New York part III

Je suis assis dans un diner sur la sixième, l’avenue des Amériques, au moment ou j’écris ces mots. Le brouhaha n’est pas sans me rappeler les cafés Français. La nourriture est très moyenne, lourde, indigeste, le service un peu désagréable, très « professionnel », pour autant que ce mot ait un sens en Amérique ou tout est tellement formaté. « Do not sit here sir », « More hot water sir », « Here is your note sir ». La pluie tombe à torrent dehors, et, malgré la chaleur, il est impossible de sortir sans se retrouver mouillé de la tête aux pieds, même pour franchir les quelques mètres qui me séparent du bureau du Bicycle film festival, auquel je participe. Je suis un « guest », ce qui veut dire qu’un coin de canapé m’a été réservé et que je possède un passe qui me permet de voir tous les films du festival et m’octroie quelques avantages. Un dîner ce soir, la bouffe et les boissons gratuites hier pendant un concert, et l’affichage de ma position avantageuse d’artiste, réalisateur, média. 

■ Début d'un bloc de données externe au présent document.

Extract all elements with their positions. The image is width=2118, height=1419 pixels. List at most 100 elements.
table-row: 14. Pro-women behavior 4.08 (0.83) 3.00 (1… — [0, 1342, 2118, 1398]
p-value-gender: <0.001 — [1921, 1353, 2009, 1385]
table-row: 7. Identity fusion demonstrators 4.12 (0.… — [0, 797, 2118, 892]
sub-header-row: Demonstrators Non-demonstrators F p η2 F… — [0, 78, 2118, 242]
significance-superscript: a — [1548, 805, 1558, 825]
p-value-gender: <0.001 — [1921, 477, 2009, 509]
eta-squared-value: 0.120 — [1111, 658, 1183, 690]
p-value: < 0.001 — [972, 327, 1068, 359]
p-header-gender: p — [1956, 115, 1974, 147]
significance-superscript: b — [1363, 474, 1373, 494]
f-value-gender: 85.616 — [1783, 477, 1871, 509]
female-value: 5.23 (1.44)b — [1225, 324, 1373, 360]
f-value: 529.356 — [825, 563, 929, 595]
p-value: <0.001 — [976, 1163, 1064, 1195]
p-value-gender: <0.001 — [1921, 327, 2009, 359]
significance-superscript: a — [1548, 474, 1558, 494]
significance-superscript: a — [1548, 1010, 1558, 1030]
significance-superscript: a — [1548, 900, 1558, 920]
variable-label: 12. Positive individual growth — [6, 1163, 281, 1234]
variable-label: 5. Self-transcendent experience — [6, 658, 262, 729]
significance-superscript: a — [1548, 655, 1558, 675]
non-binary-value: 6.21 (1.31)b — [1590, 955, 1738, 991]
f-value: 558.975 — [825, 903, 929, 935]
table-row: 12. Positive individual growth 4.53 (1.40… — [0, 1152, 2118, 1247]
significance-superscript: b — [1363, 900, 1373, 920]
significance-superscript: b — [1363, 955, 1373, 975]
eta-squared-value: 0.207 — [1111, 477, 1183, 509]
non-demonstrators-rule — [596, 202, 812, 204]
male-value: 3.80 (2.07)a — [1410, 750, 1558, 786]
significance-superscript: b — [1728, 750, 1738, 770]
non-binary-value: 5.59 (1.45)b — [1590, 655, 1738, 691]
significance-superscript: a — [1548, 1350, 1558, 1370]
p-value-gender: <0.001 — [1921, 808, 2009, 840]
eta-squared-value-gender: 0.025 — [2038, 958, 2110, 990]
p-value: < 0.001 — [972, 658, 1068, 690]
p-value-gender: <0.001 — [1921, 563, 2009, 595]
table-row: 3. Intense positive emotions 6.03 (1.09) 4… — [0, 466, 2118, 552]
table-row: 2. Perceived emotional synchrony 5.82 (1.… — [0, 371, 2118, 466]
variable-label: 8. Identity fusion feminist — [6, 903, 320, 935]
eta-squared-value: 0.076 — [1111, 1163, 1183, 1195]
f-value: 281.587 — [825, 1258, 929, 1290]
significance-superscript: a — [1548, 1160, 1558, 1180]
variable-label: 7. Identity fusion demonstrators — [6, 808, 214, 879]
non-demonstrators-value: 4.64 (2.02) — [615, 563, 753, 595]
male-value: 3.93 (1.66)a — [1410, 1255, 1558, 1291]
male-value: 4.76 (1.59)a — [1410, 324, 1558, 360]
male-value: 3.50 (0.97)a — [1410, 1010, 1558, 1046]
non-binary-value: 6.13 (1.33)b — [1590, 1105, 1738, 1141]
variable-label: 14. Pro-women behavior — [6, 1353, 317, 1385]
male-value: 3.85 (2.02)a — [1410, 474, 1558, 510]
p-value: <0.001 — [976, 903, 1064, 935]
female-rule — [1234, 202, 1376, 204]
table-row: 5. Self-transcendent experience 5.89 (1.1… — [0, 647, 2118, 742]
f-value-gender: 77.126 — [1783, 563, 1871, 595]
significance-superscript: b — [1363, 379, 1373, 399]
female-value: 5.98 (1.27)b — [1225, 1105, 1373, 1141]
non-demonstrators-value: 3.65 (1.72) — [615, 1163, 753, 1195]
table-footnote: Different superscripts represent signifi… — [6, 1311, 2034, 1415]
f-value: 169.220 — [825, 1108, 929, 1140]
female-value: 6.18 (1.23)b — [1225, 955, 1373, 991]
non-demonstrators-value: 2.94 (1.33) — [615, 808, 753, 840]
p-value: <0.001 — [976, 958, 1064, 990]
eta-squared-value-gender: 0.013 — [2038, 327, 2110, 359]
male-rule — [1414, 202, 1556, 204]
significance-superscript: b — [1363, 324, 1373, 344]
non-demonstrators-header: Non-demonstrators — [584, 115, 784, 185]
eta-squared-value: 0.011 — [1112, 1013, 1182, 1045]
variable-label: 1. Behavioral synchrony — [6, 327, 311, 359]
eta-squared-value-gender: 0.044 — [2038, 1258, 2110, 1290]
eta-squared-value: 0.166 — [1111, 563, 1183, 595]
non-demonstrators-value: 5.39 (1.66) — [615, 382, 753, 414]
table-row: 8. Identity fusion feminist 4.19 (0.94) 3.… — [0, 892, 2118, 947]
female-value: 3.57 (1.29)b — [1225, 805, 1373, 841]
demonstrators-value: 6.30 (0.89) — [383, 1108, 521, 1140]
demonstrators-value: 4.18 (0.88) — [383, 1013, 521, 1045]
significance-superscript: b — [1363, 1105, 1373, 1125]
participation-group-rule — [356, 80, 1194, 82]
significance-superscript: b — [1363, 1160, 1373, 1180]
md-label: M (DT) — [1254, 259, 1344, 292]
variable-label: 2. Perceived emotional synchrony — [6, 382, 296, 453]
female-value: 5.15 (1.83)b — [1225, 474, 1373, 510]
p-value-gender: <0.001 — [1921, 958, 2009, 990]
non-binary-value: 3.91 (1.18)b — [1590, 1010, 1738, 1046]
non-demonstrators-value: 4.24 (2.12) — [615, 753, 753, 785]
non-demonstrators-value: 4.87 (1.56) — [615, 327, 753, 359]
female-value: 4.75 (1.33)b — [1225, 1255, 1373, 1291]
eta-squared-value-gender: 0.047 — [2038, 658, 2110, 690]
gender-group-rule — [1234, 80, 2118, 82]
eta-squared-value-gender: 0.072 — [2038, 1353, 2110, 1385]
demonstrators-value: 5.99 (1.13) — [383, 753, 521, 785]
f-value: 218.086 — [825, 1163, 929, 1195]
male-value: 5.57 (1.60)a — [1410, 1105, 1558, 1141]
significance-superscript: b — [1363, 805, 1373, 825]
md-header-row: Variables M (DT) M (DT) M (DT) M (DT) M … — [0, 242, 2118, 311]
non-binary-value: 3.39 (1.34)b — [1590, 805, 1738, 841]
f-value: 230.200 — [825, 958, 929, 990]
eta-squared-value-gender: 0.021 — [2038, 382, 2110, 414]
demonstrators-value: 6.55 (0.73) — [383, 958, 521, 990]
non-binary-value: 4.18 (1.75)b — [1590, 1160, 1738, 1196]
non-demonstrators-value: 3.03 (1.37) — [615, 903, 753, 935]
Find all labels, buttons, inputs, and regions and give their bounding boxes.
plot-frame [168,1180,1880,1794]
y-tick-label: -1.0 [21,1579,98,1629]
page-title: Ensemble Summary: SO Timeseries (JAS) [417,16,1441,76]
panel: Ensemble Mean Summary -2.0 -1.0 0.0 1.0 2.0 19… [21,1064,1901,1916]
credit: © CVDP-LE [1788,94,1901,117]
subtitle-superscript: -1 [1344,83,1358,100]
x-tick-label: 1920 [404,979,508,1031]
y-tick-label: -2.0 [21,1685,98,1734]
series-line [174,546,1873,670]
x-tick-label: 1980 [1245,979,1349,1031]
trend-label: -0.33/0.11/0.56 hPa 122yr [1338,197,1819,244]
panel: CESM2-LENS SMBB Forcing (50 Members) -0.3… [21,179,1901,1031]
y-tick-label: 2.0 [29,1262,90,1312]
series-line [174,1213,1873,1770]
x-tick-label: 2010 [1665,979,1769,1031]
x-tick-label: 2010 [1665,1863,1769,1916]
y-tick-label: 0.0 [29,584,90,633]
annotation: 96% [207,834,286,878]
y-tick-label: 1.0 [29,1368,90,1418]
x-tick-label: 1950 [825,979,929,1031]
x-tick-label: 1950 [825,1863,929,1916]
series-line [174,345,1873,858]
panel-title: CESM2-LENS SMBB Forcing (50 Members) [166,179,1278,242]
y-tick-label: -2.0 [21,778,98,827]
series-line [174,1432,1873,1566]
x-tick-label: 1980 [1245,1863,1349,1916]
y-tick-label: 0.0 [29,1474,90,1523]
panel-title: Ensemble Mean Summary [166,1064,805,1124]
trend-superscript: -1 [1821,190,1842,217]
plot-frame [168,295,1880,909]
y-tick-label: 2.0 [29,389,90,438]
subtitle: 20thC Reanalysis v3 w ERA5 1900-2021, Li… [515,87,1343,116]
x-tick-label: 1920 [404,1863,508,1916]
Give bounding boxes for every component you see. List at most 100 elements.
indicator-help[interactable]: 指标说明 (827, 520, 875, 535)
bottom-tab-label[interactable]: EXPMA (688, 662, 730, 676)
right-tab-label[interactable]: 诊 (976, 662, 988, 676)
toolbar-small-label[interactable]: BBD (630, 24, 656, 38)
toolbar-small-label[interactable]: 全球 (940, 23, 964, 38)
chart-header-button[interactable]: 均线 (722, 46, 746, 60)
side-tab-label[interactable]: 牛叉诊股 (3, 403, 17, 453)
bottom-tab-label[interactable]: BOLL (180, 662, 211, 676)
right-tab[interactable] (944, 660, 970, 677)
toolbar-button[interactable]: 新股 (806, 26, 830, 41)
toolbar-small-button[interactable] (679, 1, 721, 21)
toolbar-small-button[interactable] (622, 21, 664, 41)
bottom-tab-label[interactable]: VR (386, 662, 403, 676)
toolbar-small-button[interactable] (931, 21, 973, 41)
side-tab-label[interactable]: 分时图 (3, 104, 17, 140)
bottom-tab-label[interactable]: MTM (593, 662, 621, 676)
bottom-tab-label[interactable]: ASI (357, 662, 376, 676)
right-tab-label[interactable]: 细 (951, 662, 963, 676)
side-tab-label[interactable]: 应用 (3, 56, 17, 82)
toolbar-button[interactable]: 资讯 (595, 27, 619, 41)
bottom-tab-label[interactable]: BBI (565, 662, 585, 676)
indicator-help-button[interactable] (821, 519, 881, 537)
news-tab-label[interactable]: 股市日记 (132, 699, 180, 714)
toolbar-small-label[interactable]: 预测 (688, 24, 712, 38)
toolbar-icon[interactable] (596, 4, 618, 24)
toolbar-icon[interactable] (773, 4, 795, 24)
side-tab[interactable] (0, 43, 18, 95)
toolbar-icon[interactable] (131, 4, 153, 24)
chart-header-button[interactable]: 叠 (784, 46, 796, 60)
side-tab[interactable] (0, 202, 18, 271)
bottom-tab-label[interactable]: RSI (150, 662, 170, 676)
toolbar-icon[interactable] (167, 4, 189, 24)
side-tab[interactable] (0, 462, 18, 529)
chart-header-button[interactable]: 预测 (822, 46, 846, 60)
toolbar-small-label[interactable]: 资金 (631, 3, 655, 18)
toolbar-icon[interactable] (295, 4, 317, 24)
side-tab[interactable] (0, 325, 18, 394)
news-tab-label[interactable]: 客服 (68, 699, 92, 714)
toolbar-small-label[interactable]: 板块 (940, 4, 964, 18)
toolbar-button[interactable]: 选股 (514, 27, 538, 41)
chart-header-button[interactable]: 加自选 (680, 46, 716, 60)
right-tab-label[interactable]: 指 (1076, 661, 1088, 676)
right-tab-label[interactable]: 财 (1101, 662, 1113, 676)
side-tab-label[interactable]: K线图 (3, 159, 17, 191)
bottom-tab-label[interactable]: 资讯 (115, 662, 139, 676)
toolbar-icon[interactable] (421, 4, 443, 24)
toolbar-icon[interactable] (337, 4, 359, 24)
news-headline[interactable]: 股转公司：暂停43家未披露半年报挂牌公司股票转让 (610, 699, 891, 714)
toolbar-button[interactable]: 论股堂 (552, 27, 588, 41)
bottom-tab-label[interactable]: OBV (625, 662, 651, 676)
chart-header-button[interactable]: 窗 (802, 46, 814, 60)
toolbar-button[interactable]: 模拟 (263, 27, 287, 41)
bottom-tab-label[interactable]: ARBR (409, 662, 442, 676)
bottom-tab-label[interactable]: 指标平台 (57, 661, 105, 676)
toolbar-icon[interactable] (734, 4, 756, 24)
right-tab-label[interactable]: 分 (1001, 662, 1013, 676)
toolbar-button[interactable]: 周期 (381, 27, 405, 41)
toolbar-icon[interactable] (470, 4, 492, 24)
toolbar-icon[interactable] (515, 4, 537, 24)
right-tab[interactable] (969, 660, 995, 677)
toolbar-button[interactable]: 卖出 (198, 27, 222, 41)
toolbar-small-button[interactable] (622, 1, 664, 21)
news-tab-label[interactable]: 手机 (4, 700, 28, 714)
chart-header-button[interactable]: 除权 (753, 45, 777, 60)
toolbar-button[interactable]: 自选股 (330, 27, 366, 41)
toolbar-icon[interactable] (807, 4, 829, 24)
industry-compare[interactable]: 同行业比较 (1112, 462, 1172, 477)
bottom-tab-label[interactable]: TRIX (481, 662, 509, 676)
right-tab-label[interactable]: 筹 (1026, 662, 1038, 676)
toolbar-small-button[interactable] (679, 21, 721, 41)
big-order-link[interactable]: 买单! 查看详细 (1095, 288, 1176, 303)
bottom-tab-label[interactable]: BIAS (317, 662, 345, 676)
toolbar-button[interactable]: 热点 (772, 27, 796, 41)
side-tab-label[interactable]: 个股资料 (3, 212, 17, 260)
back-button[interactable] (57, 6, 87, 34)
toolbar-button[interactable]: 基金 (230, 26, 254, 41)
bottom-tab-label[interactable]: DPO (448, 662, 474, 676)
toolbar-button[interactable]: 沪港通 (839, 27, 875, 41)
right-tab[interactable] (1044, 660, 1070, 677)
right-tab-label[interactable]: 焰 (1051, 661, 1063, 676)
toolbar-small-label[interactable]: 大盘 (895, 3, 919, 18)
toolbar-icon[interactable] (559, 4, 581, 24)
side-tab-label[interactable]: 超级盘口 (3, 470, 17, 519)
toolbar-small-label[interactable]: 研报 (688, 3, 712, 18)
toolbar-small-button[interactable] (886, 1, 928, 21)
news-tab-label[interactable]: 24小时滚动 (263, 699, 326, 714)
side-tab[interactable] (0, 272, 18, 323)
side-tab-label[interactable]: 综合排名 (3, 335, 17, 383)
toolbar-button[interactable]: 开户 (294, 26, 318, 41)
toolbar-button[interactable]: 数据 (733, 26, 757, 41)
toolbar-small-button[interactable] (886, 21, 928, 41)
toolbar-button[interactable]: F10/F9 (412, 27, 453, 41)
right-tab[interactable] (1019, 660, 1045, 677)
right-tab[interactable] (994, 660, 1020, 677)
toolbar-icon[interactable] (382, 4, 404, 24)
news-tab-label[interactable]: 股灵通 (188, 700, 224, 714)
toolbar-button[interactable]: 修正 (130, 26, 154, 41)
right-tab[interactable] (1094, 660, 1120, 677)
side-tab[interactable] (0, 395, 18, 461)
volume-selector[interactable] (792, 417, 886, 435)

L’organisation est intéressante, presque tous sont passionnés de vélo et travaillent gratuitement ou presque jusqu’à pas d’heure, perturbant le soir et le matin mon sommeil pourtant lourd de décalage horaire, et de fatigue accumulé.

Pensant que je partais aux Etats-Unis pour « ne pas revenir », j’ai accumulé les expositions ces derniers mois. Laisser une trace qui me convienne, une trace un peu en marge de tous les systèmes, entre galerie surbranchée, et lieux d’une autre époque. Je suis très reconnaissant des gens qui m’ont aidé, mais en même temps leur en veux de ne pas me comprendre mieux, du manque de réelles discussions, de référence, d’amour. C’est d’ailleurs pour cela que je voulais partir, refaire ma vie avec une amie de longue date, brièvement découverte dans un sens amoureux, il y a quelques mois. Et le destin, si une telle chose existe, en a décidé autrement. J’ai rencontré quelqu’un et me suis laissé envahir par l’énergie étrange de cette nouvelle personne. J’ai décidé de rester, pour elle et pour moi, et de commencer cette nouvelle vie en France, dans un nouvel appartement. Autant pour mes rêves Américains. J’avais pourtant réservé une partie de mon voyage.

Partir pour revenir, accomplir une exposition de plus, cette fois-ci à côté de Jonas Mekas, Agathe Snow, Benedict Radcliff, mon ami Jacques Ferrand, Martha Cooper, Mike Giant, Peter Sutherland, Scott Campbell, Steve Mac Donald, Andrew Mc Clintock, et tant d’autres. Je suis content de faire partie de cette nouvelle scène internationale liée au vélo, alors que j’étais tellement réticent à être reconnu comme un « skate artist ». Le vélo est un sport / mode de vie / moyen de transport bien plus ouvert que le Skateboard ne l’a jamais été, déjà pour la variété de ses formes, BMX, coursiers, Low Riders, Tall Bikes, Fixed Gear, (…) ; chaque engin véhicule sa culture, ses référents, et ce melting pot en fait quelque chose de très intéressant. L’horizon est large. Le rapport à la rue et à la ville similaire.

Dans le bureau ou les gens travaillent, les piles de vélo ont remplacé les piles de skateboard dans les salons ou nous regardions de vidéos. Nous avons grandit. Beaucoup de « riders » ont commencé leur expérience d’artiste sur une planche pour évoluer vers le deux roues. Beaucoup n’ont pas abandonné leur première passion qu’ils pratiquent de concert. Comme une grande famille qui étend ses ramifications à travers le monde entier. Autant il était impossible d’être un ancien roller quand on faisait du skate, ou d’écouter du punk pendant la période hip-hop, autant il est ici respecté et envié d’avoir un passé, quel qu’il soit. Le vélo est multiple. Je suis conquis.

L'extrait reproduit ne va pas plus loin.